Полезные для здоровья и аппетита зимние забавы продолжались довольно-таки долго. Даже дурачок Вова несколько осмелел, выбрался из своего убежища и стоял, скаля зубы, на которые больше никто не покушался.

И тут на сцене появились монголы.

Они долго не решались на этот опасный шаг, наблюдая из окон, как развлекаются их советские братья, но потом кровь бурных предков взяла над рассудком верх. Массивной бестолковой гурьбой они выкатились на простор и принялись резвиться на свой собственный манер.

Сначала на них вроде бы не обращали внимания. Или как бы стеснялись. Потом кто-то догадался запулить в них пробный снежок, послуживший условным сигналом - в ту же секунду на монголов обрушился настоящий град.

Воевавшие между собой стороны моментально объединились перед лицом нового противника, легко отличимого по меховым шапкам заморского покроя. Обладая несомненным численным перевесом, они взяли монголов в кольцо и приступили к обработке. Методичность, с которой агрессоры комкали снег и совершали броски, была воистину академической, словно почерпнутой из учебников. Монголы лишь вяло отмахивались и берегли наиболее уязвимые для снега места, не в силах преодолеть натиск.

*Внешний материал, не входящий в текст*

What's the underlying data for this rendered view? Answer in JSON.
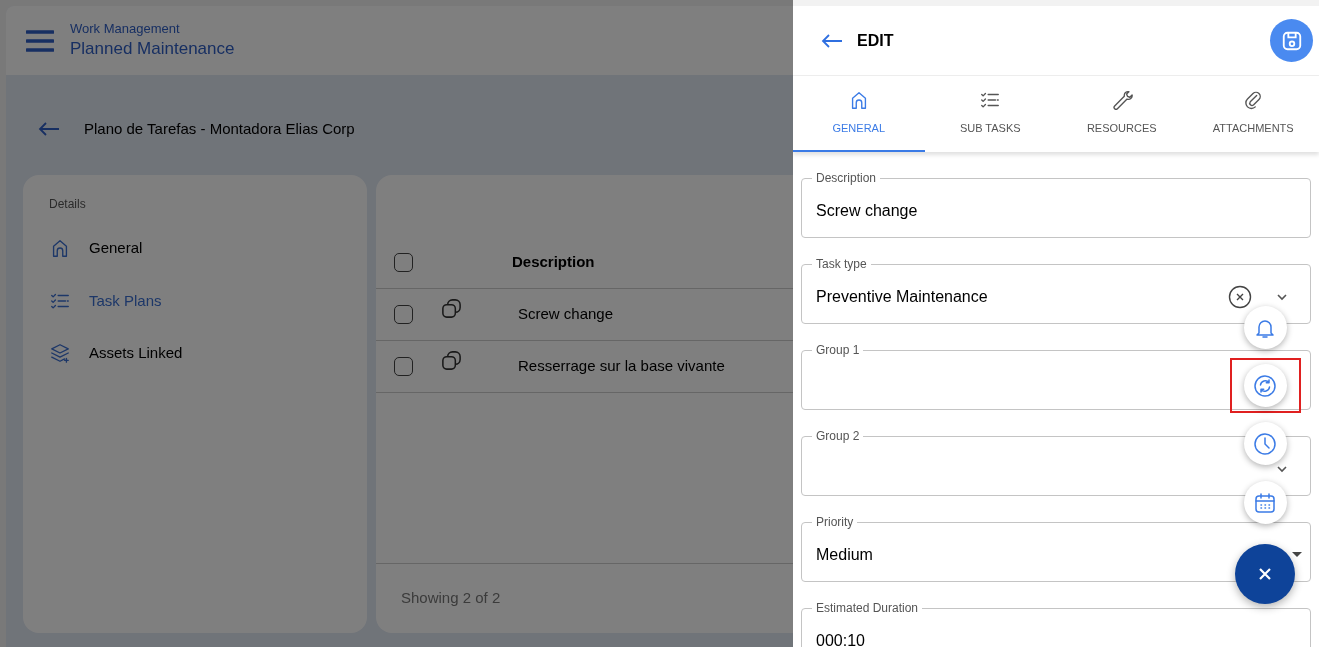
{
  "app_header": {
    "section": "Work Management",
    "title": "Planned Maintenance"
  },
  "page_title": "Plano de Tarefas - Montadora Elias Corp",
  "sidebar": {
    "heading": "Details",
    "items": [
      {
        "label": "General",
        "selected": false
      },
      {
        "label": "Task Plans",
        "selected": true
      },
      {
        "label": "Assets Linked",
        "selected": false
      }
    ]
  },
  "table": {
    "header_checked": false,
    "columns": [
      "Description"
    ],
    "rows": [
      {
        "checked": false,
        "description": "Screw change"
      },
      {
        "checked": false,
        "description": "Resserrage sur la base vivante"
      }
    ],
    "footer": "Showing 2 of 2"
  },
  "edit_panel": {
    "title": "EDIT",
    "tabs": [
      {
        "label": "GENERAL",
        "selected": true
      },
      {
        "label": "SUB TASKS",
        "selected": false
      },
      {
        "label": "RESOURCES",
        "selected": false
      },
      {
        "label": "ATTACHMENTS",
        "selected": false
      }
    ],
    "fields": [
      {
        "label": "Description",
        "value": "Screw change",
        "kind": "text"
      },
      {
        "label": "Task type",
        "value": "Preventive Maintenance",
        "kind": "clearable"
      },
      {
        "label": "Group 1",
        "kind": "text"
      },
      {
        "label": "Group 2",
        "kind": "combo"
      },
      {
        "label": "Priority",
        "value": "Medium",
        "kind": "select"
      },
      {
        "label": "Estimated Duration",
        "value": "000:10",
        "kind": "text"
      }
    ]
  },
  "speed_dial": {
    "expanded": true,
    "actions": [
      {
        "highlighted": false
      },
      {
        "highlighted": true
      },
      {
        "highlighted": false
      },
      {
        "highlighted": false
      }
    ]
  }
}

Так бы оно, наверное, и закончилось - безоговорочной, хотя и бессмысленной победой нашей дружины, с последующим братанием. Однако в непосредственной близости от оборонительных порядков монгольского войска неожиданно возник Вова с увесистым дрыном в руках - то ли доской, то ли обрезком трубы. Не мудрствуя лукаво, он опустил это великолепие кому-то на голову, навсегда запятнав кровью свою репутацию тихого и безобидного шизофреника.

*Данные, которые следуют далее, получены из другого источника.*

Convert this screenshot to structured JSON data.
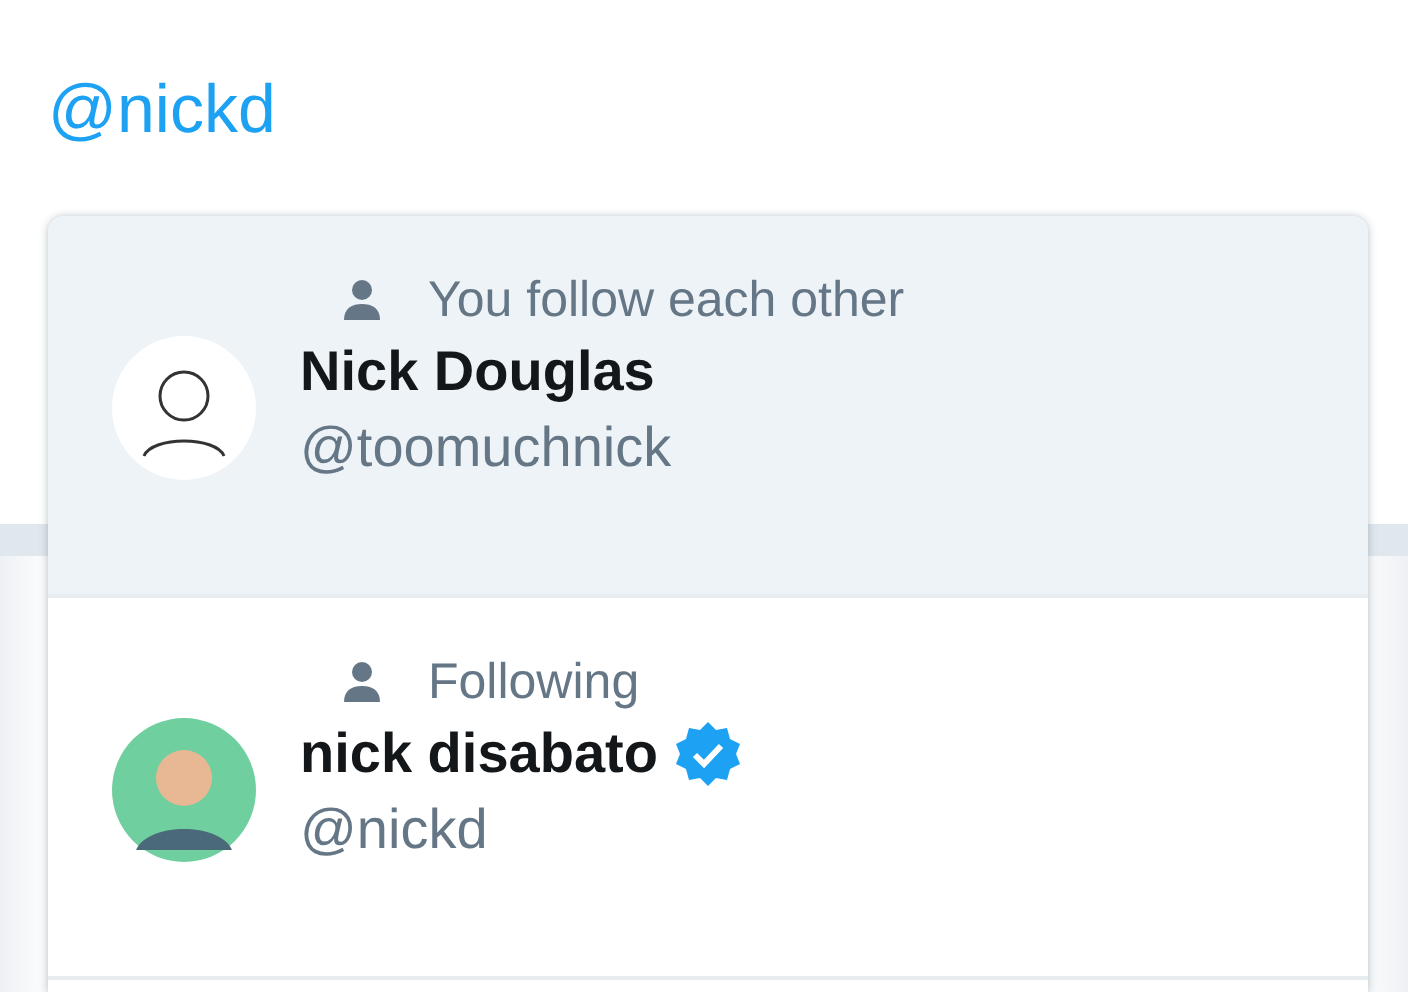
{
  "compose": {
    "value": "@nickd"
  },
  "suggestions": [
    {
      "context": "You follow each other",
      "name": "Nick Douglas",
      "handle": "@toomuchnick",
      "verified": false,
      "selected": true
    },
    {
      "context": "Following",
      "name": "nick disabato",
      "handle": "@nickd",
      "verified": true,
      "selected": false
    }
  ]
}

Возникло короткое замешательство, завершившееся тем, что соратники пострадавшего лишили Вову оружия и наградили смачным пинком куда-то в область живота. Или чуть пониже. Дурачок издал жалобный вой и упал лицом вперёд.

- Наших бьют! - опомнился кто-то.

- Ура!!! - подхватила толпа.

В воздухе засвистели куски льда с намертво вмёрзшей в них глиной, банальные булыжники и даже обломки штакетника. Монголы прижались к зданию, сбившись в тесную кучу, потому что их предусмотрительно оттеснили от дверей, чтобы не дать возможности уйти с поля боя прежде, чем нападавшие насытятся их страданиями.

За артподготовкой последовало наступление пехоты и неизбежный рукопашный бой. На белом покрывале, тут и там, запестрели алые пятна.

Такое поведение студентов, воспитанных в духе пролетарского интернационализма, чего уж тут скрывать, было возмутительным, но давайте не будем сыпать скороспелыми обвинениями, а взглянем на проблему шире.

Конфликт этот, положа руку на сердце, назревал давно.

Во-первых, некто Батый ещё в 1243-м году обложил данью князя Ярослава и заставил его проскакать на коне тысячу вёрст - поклониться в ноги хану. Со своей бандой отпетых головорезов он периодически совершал набеги на русские города и сёла, портя урожай и девушек. Двести с лишним лет продолжалось ненавистное иго, и даже итоговая победа Пересвета над Кочубеем не смогла устранить некоего горького послевкусия.

Во-вторых, у пятикурсников из 344-ой недавно стырили на кухне сковороду с почти готовым блюдом. Когда потом она отыскалась лежащей в мойке, грязная и почерневшая от копоти, на ней нашли присохшие куски какой-то гадости иностранного происхождения. Кроме того, был свидетель, который утверждал, будто видел иностранного вора, бежавшего по коридору со шкворчащей сковородой, нежно прижимаемой к груди.

В-третьих, монголы мылись в душе, используя вместо шлёпанцев носки, а вместо мочалок - снятые с себя трусы. В чай они добавляли бараний жир и разговаривали на языке, похожем на ругань.

На Руси приговаривали к расстрелу и за меньшие провинности.

Руководство факультета, нужно отдать ему должное, старалось предотвратить катастрофу. Для этого из обкома Партии пригласили лектора-пропагандиста, который зачитал студентам вслух двенадцать страниц решения ЦК "О мерах по дальнейшему укреплению дружбы между Советским и Монгольским народами", а потом битый час рассказывал, что монголы являются лучшими в мире исполнителями песен под аккомпанемент матоуциня*.

* Матоуцинь - монгольский музыкальный инструмент, классическое воплощение концепции "одна палка два струна".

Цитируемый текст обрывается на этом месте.